If the maker of a note tainted with usury is a corporation a different rule applies. Then by virtue of the statute the maker may not defend on that ground. The statute has been construed as though it provided that in that event the contract was not void. (Rosa v. Butterfield, 33 N. Y. 665.) And in a suit thereon against the indorser the latter could not defend on the ground of usury. (Stewart v. Bramhall, 74 N. Y. 85; Rockmore v. Epstein, 127 Misc. 526, 528.)

Section 54 of the Negotiable Instruments Law provides: “ Absence or failure of consideration is matter of defense as against any person not a holder in due course * * *.” Section 55 defines an accommodation party, whether maker or indorser, and makes him liable to a holder “ for value,” notwithstanding the latter knew him to be only an accommodation party at the time of taking the instrument. It follows that the indorser will be liable, although he got no consideration, if in fact the holder is one for value. And the fact that the holder knew that the defendant was an accommo*810dation indorser is no defense. (Packard v. Windholz, 88 App. Div. 365; affd., 180 N. Y. 549.)

The rule deducible from the authorities seems to be the following: The indorser may not avail himself of set-offs or counterclaims which might be used by the maker, nor may he rely upon a breach by the holder of an agreement made with the maker and forming the consideration for the note, nor may he defend against a holder in due course in opposition to the warranties stated in sections 114, 115 and 116 of the Negotiable Instruments Law, except in the case of usury, nor is it any defense to the claim of a holder for value that he knew that the indorser was one for accommodation; except as stated, an indorser may avail himself of the same defenses that might be used by the maker.

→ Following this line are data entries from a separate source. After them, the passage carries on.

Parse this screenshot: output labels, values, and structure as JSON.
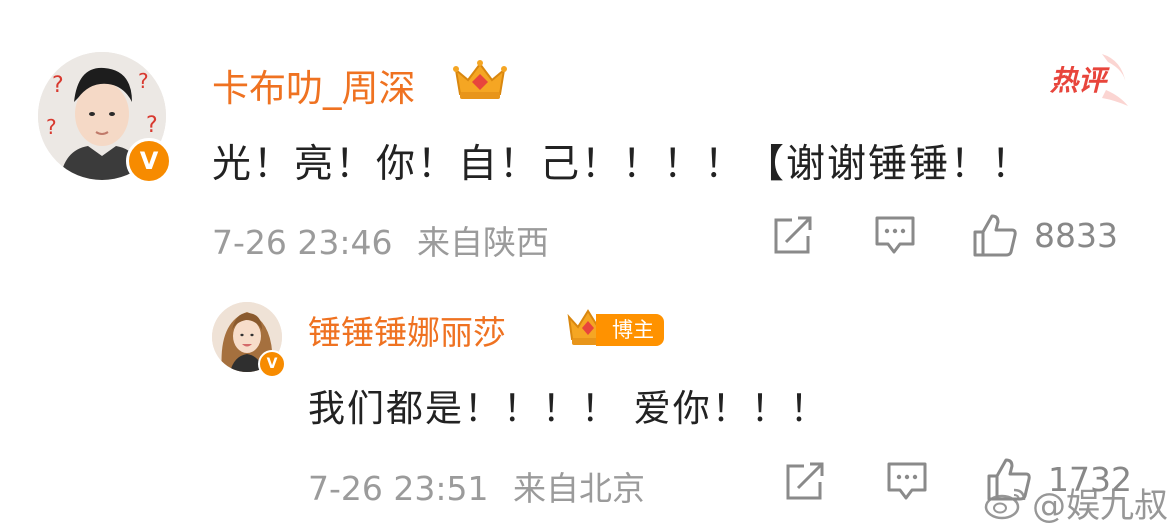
{
  "comment": {
    "username": "卡布叻_周深",
    "content": "光！亮！你！自！己！！！！【谢谢锤锤！！",
    "time": "7-26 23:46",
    "location": "来自陕西",
    "likes": "8833",
    "hot_label": "热评",
    "verified_badge": "V"
  },
  "reply": {
    "username": "锤锤锤娜丽莎",
    "author_tag": "博主",
    "content": "我们都是！！！！ 爱你！！！",
    "time": "7-26 23:51",
    "location": "来自北京",
    "likes": "1732",
    "verified_badge": "V"
  },
  "watermark": {
    "text": "@娱九叔"
  },
  "icons": [
    "crown-icon",
    "share-icon",
    "comment-icon",
    "like-icon",
    "weibo-logo-icon"
  ],
  "colors": {
    "username": "#ef7221",
    "text": "#222222",
    "meta": "#9b9b9b",
    "badge": "#f78b00",
    "hot": "#e8453c"
  }
}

It follows that the defense of absence or failure of consideration would be available to an indorser. The defense pleaded in the case at bar, however, is not one of absence or failure of consideration within the authorities. It is a defense available only to the maker. If the indorser were sued alone there would be no defense upon the pleadings. But when the indorser and the maker are joined as defendants, as they are here, the reasons which make improper the use of the pleaded defense by the indorser alone do not apply. Then the indorser may' avail himself of any defense that the maker pleads. (Queen City Bank v. Brown, 75 Hun, 259, 261; American Guild v. Damon, 186 N. Y. 360, 366.) Therefore, the motion is denied.